スーパールーキーが現れた。山登りの5区で、東洋大の柏原竜二(1年)が1時間17分18秒の区間新を樹立し、出場67回目のチームを初の往路優勝に導いた。

トップの早大が通過してから、4分58秒が経過した9番手。逆転は絶望的と思われた小田原中継所で、柏原の心に火が付いた。「行くしかないな」。タスキを受け取ってすぐに、1人を抜いた。最初の5キロを14分台で突っ込んだ。天下の険に勝負を挑んだ。

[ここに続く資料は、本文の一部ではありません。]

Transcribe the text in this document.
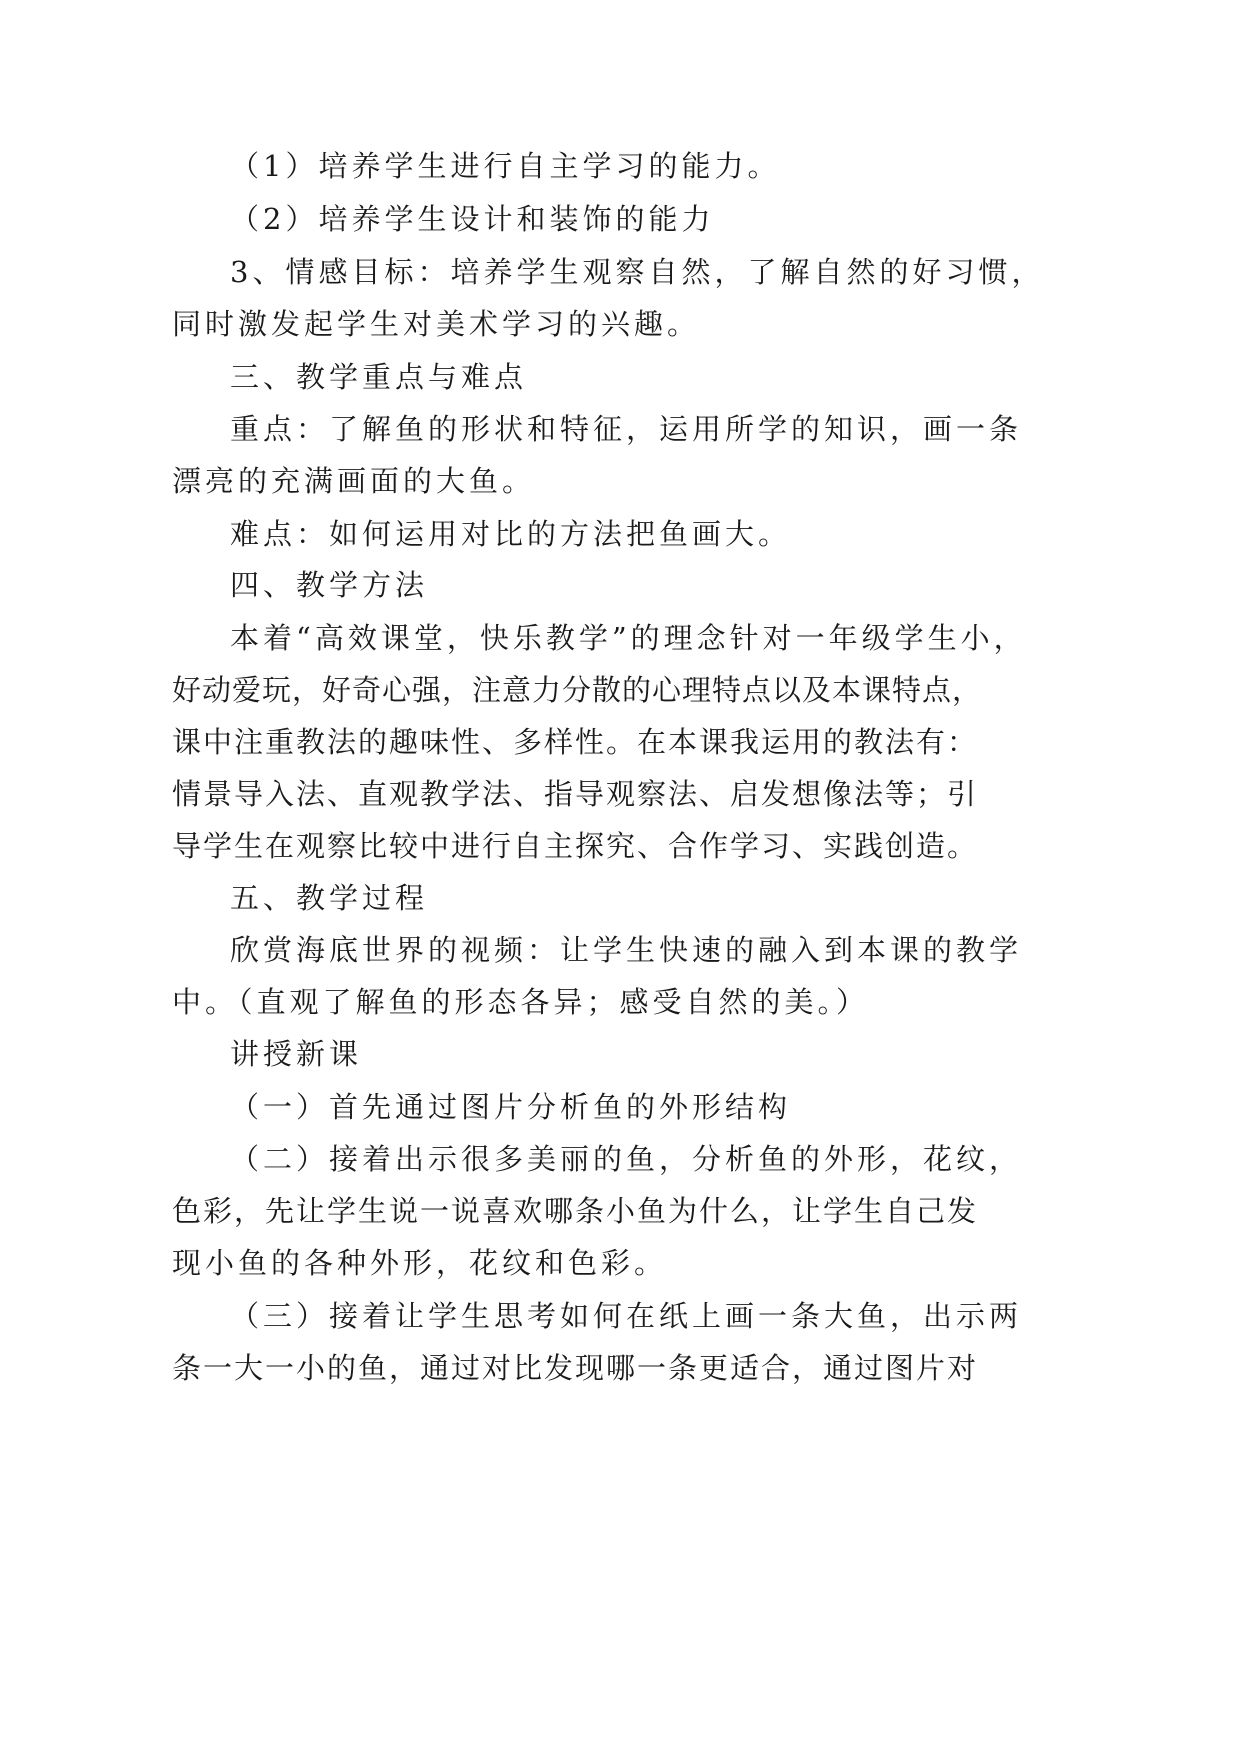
（1）培养学生进行自主学习的能力。
（2）培养学生设计和装饰的能力
3、情感目标：培养学生观察自然，了解自然的好习惯，
同时激发起学生对美术学习的兴趣。
三、教学重点与难点
重点：了解鱼的形状和特征，运用所学的知识，画一条
漂亮的充满画面的大鱼。
难点：如何运用对比的方法把鱼画大。
四、教学方法
本着“高效课堂，快乐教学”的理念针对一年级学生小，
好动爱玩，好奇心强，注意力分散的心理特点以及本课特点，
课中注重教法的趣味性、多样性。在本课我运用的教法有：
情景导入法、直观教学法、指导观察法、启发想像法等；引
导学生在观察比较中进行自主探究、合作学习、实践创造。
五、教学过程
欣赏海底世界的视频：让学生快速的融入到本课的教学
中。（直观了解鱼的形态各异；感受自然的美。）
讲授新课
（一）首先通过图片分析鱼的外形结构
（二）接着出示很多美丽的鱼，分析鱼的外形，花纹，
色彩，先让学生说一说喜欢哪条小鱼为什么，让学生自己发
现小鱼的各种外形，花纹和色彩。
（三）接着让学生思考如何在纸上画一条大鱼，出示两
条一大一小的鱼，通过对比发现哪一条更适合，通过图片对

海抜10メートルから874メートルまで駆け上がる勝負の山登り。頂上までに6人を抜き、最後のターゲットは首位の早大・三輪だけになった。勢いのまま19・2キロすぎに抜き去った。苦手の下りで追い付かれたが、再び振り切った。33年の初出場以来、1度も優勝のない東洋大に、19歳の新入生が往路Vをもたらした。

記録は「山の神」こと今井を47秒も上回る1時間17分18秒の区間新。「時計が間違っていたんじゃないかと、今も思います。超えた実感が全然ありません」。往路の勢いのまま、東洋大は初の総合優勝を飾った。

なお柏原は5区を4年連続で走り「2代目山の神」としてすべて区間賞に輝いている。